I don’t want them to battle the mirror their entire lives, constantly trying to live up to the title others bestowed on them. I want them to live out their passions, chase their dreams, and be brave and strong throughout their lives, regardless of what their features grow into.
But, I cannot control how others greet my children. I cannot control other peoples words pushed onto them.
So, I beg you, the next time you are introduced to someone’s daughter, and you are about to spit out those words “You are beautiful” or “What a beautiful little girl” STOP! I can’t help but cringe every time I hear those words, every time they are uttered by another mother, or middle aged man, or distant relative. Those words say nothing, except tell her the standard by which she will be judged for her entire life. They tell her, that this thing that she can’t control is what matter most. They say nothing of her accomplishments, personality, kindness, or love. They say nothing about who she is.

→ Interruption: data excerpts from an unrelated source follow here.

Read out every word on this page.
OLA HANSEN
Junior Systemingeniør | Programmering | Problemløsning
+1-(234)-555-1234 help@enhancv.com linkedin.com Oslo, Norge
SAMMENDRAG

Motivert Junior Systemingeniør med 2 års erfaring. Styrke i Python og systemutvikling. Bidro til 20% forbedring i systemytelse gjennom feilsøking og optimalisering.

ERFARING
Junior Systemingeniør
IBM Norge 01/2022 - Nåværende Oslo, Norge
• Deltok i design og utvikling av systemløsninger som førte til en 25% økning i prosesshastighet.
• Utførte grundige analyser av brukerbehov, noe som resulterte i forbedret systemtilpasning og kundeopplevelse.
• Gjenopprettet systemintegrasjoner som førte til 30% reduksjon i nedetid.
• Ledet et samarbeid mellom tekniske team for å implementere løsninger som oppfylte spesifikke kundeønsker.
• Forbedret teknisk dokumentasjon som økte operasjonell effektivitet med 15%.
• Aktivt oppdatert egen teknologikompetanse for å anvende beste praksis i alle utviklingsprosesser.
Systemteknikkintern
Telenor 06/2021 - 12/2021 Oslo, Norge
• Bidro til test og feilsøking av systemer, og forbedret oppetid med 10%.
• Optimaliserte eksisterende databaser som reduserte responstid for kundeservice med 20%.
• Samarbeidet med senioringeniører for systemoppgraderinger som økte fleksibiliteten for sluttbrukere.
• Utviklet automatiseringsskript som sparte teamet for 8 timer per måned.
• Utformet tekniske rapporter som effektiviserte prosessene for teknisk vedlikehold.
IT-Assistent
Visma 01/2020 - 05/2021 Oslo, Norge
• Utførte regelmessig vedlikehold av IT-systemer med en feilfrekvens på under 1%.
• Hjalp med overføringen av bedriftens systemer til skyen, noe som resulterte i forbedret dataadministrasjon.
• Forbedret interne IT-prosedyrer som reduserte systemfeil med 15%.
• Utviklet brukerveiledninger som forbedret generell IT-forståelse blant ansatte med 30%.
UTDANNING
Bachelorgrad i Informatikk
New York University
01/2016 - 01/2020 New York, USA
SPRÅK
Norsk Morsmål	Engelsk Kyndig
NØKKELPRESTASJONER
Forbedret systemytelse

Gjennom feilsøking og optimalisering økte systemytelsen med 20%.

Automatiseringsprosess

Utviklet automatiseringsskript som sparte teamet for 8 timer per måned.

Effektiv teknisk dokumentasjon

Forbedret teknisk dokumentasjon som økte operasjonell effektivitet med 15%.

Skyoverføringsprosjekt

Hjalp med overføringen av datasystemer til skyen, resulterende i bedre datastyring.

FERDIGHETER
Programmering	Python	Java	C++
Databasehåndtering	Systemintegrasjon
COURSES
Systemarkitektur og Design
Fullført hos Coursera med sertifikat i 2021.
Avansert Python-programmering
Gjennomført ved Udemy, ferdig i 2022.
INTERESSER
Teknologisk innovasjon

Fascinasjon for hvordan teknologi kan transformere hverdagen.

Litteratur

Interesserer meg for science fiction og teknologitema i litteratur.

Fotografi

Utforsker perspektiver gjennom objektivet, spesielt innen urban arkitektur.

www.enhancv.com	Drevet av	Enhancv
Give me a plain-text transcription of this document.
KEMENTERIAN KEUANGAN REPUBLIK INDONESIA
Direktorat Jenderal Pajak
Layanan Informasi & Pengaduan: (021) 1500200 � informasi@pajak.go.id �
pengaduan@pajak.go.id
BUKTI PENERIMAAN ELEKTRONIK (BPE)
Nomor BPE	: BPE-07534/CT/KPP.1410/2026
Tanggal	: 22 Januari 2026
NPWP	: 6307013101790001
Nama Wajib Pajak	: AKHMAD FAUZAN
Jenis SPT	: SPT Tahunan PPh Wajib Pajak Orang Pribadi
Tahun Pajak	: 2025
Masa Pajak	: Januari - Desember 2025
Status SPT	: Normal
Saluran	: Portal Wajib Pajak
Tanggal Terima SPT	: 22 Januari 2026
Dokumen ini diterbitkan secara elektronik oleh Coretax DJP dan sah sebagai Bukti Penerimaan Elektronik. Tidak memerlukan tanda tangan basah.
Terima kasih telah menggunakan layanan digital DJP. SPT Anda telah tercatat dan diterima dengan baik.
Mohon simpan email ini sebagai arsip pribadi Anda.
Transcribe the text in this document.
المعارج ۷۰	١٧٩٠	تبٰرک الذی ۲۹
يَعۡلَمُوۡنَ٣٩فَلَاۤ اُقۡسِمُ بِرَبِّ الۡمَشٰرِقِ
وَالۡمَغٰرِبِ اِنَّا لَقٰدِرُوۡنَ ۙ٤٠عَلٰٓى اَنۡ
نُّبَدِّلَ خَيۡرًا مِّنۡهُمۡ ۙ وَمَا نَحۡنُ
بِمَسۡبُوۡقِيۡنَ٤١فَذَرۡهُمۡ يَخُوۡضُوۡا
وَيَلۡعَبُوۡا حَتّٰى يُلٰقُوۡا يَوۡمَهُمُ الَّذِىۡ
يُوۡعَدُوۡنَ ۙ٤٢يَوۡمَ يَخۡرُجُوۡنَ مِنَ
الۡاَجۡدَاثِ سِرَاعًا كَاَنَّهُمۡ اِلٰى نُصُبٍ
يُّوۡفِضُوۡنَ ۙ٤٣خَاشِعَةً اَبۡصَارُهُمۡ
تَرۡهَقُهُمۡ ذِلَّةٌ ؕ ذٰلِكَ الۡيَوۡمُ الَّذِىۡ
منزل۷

Instead I challenge you to ask her something else. And not simply, “Do you like school?” or “Do you have a boyfriend” But rather something that tells you about who she is, something that shows her that she matters more than what her appearance holds.
“What book are you reading right now?”
“Do you know the names of any constellations?”
“What are writing about in school?”
“Have you been on any adventures this summer?”
“Have you built anything lately?”
“Do you have a favorite musician?”
“What do you do when you are bored?”
“What is your favorite thing to do at home?”
“What kind of math are you working on right now?”
“What are you passionate about?”
Let us give our daughters the opportunity to be more than beautiful, to be more than a pretty face. Let us tell them “WE SEE YOU!” Because our girls matter: their brains, their thoughts, their stories, their everything.
They matter beyond what their beauty holds. Please, don’t spend the beginning of their lives defining them, and making them believe that beauty is worth a lifetime of chasing, but rather show them that life holds knowledge and interest and is worth chasing because of who they are on the inside.
Do it for the you that didn’t get the opportunity.
Do it for me.
Do it for your daughters.
Do it for the generation of women to come who need to know they are more.